Charte de l'investissement : attirer ne suffit pas, encore faut-il rendre productif

Un récent rapport de la Banque mondiale sur les villes de la région MENA éclaire un angle mort de notre politique d'investissement : nous avons appris à subventionner la localisation des capitaux, pas la productivité des territoires qui les accueillent.

Le 3 juillet 2026 à 13h58

Le Maroc a fait de l'investissement le moteur assumé de sa relance. La loi-cadre 03-22 formant Charte de l'investissement, entrée en vigueur en 2023, ambitionne de mobiliser 550 milliards de DH d'investissement privé et 500.000 emplois durables à l'horizon 2026, et d'inverser d'ici 2035 un ratio historiquement déséquilibré où le public pèse encore les deux tiers de l'investissement national. C'est un cap clair, et un instrument à la hauteur du cap.

Un rapport publié cette année par la Banque mondiale, Cities that Work: Realizing the Jobs Potential of MENA's Cities, invite pourtant à regarder cette politique sous un autre angle. Non plus du côté des capitaux que l'on attire, mais du côté des villes qui doivent les transformer en emplois. Et de ce côté-là, l'équation marocaine est moins aboutie qu'il n'y paraît.

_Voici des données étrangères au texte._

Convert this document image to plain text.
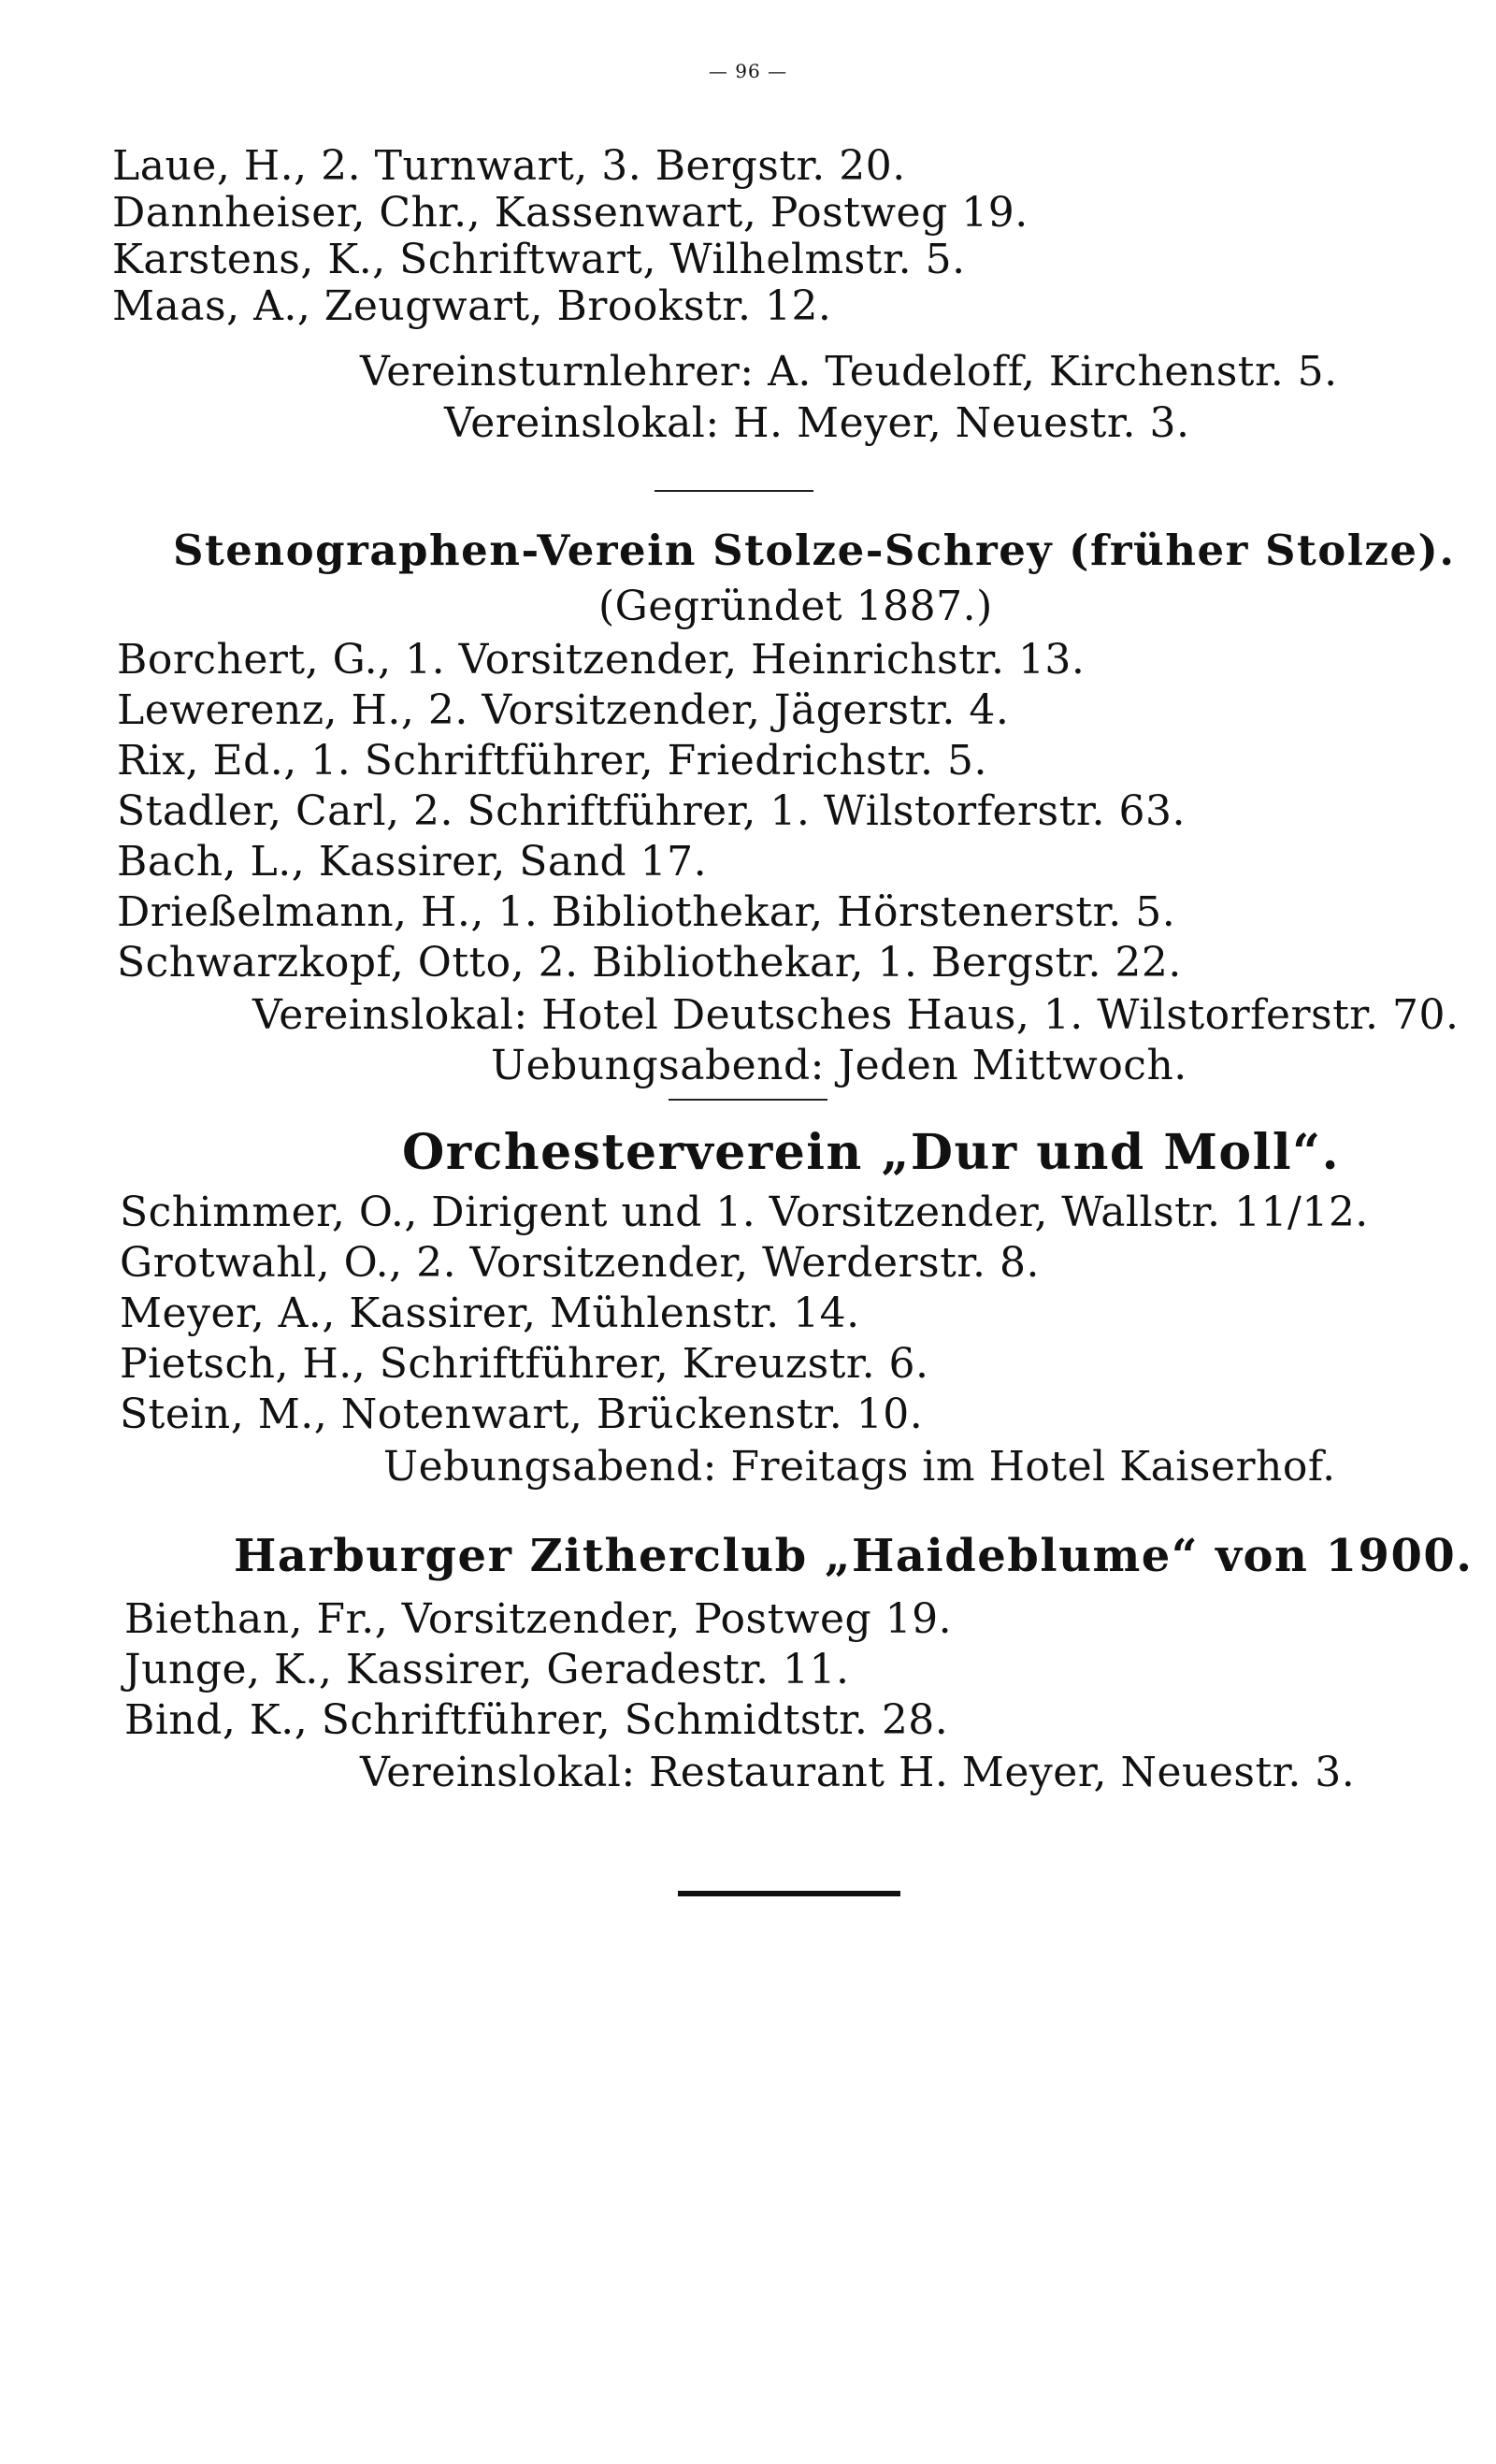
— 96 —
Laue, H., 2. Turnwart, 3. Bergstr. 20.
Dannheiser, Chr., Kassenwart, Postweg 19.
Karstens, K., Schriftwart, Wilhelmstr. 5.
Maas, A., Zeugwart, Brookstr. 12.
Vereinsturnlehrer: A. Teudeloff, Kirchenstr. 5.
Vereinslokal: H. Meyer, Neuestr. 3.
Stenographen-Verein Stolze-Schrey (früher Stolze).
(Gegründet 1887.)
Borchert, G., 1. Vorsitzender, Heinrichstr. 13.
Lewerenz, H., 2. Vorsitzender, Jägerstr. 4.
Rix, Ed., 1. Schriftführer, Friedrichstr. 5.
Stadler, Carl, 2. Schriftführer, 1. Wilstorferstr. 63.
Bach, L., Kassirer, Sand 17.
Drießelmann, H., 1. Bibliothekar, Hörstenerstr. 5.
Schwarzkopf, Otto, 2. Bibliothekar, 1. Bergstr. 22.
Vereinslokal: Hotel Deutsches Haus, 1. Wilstorferstr. 70.
Uebungsabend: Jeden Mittwoch.
Orchesterverein „Dur und Moll“.
Schimmer, O., Dirigent und 1. Vorsitzender, Wallstr. 11/12.
Grotwahl, O., 2. Vorsitzender, Werderstr. 8.
Meyer, A., Kassirer, Mühlenstr. 14.
Pietsch, H., Schriftführer, Kreuzstr. 6.
Stein, M., Notenwart, Brückenstr. 10.
Uebungsabend: Freitags im Hotel Kaiserhof.
Harburger Zitherclub „Haideblume“ von 1900.
Biethan, Fr., Vorsitzender, Postweg 19.
Junge, K., Kassirer, Geradestr. 11.
Bind, K., Schriftführer, Schmidtstr. 28.
Vereinslokal: Restaurant H. Meyer, Neuestr. 3.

Attirer : un métier que le Maroc a appris

Disons-le d'emblée : la Charte est une réussite de conception. Là où le texte de 1996 reposait presque exclusivement sur des exonérations fiscales uniformes, la nouvelle architecture introduit des primes directes cumulables ; jusqu'à 30% du montant primable ; modulées selon l'emploi créé, l'intégration locale, la dimension genre, la durabilité et la montée en gamme technologique. Elle territorialise l'incitation, avec une prime bonifiée pour les provinces les moins favorisées. Elle déconcentre la décision, en confiant aux Centres régionaux d'investissement l'approbation des conventions en deçà de 250 millions de DH.

Pour avoir dirigé successivement le CRI de Casablanca puis l'AMDIE, je mesure le chemin parcouru. Attirer un investisseur, structurer une convention, mobiliser tous les acteurs concernés : le Maroc maîtrise désormais cette grammaire, et la région nous l'envie. Mais attirer n'est que la moitié du travail.

L'autre équation : la productivité, pas seulement le flux

Le rapport de la Banque mondiale mesure la performance des villes de la région à l'aune de leur écart à la "frontière mondiale de productivité" : la performance maximale atteinte par les villes de taille comparable dans le monde. Le Maghreb s'y situe à environ 16% de cette frontière, mieux que l'Amérique latine, mais avec une marge de progression considérable.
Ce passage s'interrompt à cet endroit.